齐鸣想起了一开始坐在沙发上的那具女尸。
看那尸体的腐烂程度,她的死应该远早于病毒爆发。
难道说……
齐鸣猜到了什么,一直看着男人,眉毛抽搐。
他刚想再说些什么,却听见男人呜咽着开了口。
“我从小没父没母,小小年纪在成人的社会摸爬滚打,结果被人贩子拐走,卖到了一个地下拳厂。”
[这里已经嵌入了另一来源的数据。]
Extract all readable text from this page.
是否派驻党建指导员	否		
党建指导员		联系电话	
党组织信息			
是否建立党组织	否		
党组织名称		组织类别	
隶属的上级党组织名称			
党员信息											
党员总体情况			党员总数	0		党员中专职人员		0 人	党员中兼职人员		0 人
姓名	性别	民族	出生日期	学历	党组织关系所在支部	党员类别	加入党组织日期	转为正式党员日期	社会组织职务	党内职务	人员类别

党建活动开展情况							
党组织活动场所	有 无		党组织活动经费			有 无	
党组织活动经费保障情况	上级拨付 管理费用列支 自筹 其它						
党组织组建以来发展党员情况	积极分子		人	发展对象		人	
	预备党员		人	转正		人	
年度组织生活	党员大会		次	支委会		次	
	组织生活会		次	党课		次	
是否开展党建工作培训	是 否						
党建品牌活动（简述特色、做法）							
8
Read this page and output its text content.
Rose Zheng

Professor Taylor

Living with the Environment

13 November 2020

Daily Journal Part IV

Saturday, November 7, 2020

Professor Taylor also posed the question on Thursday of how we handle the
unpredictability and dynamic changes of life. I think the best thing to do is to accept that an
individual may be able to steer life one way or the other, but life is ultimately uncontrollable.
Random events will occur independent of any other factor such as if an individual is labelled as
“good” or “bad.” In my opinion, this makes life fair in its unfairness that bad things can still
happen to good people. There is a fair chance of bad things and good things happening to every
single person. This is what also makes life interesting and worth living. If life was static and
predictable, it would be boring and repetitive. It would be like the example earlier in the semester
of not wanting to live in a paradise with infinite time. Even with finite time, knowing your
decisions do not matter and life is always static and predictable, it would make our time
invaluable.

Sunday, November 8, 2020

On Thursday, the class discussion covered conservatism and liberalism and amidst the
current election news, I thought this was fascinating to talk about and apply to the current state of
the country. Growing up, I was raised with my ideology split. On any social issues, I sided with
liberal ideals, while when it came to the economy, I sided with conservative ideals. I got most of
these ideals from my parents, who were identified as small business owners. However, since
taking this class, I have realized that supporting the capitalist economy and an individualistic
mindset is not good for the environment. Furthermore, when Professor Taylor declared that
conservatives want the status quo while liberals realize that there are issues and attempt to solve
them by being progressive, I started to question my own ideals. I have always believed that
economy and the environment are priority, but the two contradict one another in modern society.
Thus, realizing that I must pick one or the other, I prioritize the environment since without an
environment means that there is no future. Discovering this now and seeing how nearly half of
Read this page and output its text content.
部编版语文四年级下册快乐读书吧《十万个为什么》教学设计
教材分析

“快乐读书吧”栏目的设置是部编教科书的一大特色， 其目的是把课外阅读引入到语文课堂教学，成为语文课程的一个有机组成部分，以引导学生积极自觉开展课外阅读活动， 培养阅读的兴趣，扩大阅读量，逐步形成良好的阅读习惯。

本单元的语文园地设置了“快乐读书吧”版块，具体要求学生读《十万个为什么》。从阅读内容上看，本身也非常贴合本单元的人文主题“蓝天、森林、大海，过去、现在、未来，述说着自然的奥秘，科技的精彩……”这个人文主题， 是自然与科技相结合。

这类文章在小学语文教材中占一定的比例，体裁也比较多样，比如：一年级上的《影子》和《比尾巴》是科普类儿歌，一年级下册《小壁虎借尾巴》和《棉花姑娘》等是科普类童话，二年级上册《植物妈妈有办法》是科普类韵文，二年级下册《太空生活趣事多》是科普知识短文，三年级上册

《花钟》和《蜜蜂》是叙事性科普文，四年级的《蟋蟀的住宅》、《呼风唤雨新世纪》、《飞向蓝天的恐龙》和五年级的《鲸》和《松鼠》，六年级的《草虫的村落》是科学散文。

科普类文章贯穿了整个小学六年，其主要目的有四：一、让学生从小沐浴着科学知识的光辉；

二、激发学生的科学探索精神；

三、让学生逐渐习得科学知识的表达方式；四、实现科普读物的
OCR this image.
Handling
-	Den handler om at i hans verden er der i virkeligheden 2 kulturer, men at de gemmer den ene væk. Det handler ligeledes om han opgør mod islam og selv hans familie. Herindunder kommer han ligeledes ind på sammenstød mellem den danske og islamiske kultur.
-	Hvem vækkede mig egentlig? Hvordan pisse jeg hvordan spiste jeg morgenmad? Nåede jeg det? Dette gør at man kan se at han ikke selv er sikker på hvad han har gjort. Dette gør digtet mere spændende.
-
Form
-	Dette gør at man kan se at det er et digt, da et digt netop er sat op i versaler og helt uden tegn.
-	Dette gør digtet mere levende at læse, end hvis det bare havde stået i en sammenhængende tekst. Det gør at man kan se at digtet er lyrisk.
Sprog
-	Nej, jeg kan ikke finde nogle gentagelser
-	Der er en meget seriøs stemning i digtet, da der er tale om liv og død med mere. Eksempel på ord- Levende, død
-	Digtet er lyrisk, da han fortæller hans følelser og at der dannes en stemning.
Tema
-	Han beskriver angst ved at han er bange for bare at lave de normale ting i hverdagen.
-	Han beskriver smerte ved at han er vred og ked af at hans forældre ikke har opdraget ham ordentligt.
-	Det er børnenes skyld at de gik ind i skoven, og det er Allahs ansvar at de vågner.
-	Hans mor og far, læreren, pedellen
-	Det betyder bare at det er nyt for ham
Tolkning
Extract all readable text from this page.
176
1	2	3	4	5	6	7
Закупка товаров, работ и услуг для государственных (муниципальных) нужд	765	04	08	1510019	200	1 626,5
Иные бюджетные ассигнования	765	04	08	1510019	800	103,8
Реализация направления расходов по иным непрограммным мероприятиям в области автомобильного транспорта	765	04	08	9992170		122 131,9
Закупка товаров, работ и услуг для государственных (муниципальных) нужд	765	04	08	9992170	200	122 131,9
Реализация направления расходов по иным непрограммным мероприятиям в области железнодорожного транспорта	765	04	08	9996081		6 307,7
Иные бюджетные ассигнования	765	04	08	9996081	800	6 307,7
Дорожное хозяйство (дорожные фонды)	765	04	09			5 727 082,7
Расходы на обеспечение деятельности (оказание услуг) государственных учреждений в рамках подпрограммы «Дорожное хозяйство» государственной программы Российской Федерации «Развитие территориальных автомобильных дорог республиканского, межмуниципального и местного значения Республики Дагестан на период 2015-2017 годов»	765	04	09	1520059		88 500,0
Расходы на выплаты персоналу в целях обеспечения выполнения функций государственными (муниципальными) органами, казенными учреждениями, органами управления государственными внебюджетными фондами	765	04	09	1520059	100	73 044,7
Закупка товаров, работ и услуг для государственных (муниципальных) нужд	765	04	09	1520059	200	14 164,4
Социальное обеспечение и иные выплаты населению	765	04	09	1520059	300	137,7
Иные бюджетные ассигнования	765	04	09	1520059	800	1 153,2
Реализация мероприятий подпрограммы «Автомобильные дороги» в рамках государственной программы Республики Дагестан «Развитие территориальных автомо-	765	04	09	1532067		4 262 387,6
“他们让我给他们打黑工,而我的报酬只有一日三餐的米粥,和一床破烂的被子。”
“我恨啊,恨他们夺走了我的自由,恨外面的世界那么冷漠,为什么就是没有一个人发现我被卖了。”
“拳厂的管理人买下了我,我也恨他,如果不是他,我可能会被卖到更好的地方。”
“但是说什么都没用了。”
“有一天月黑风高,我决定逃跑,打碎了地下室靠天花板的小窗户,从那爬了出去。”
“可是我刚爬出上半身,他们就打开门发现了我。”
“他们把我扔到擂台上,打我,因为他们说,男人只有在擂台上才能使用暴力。这句话我记到了现在。”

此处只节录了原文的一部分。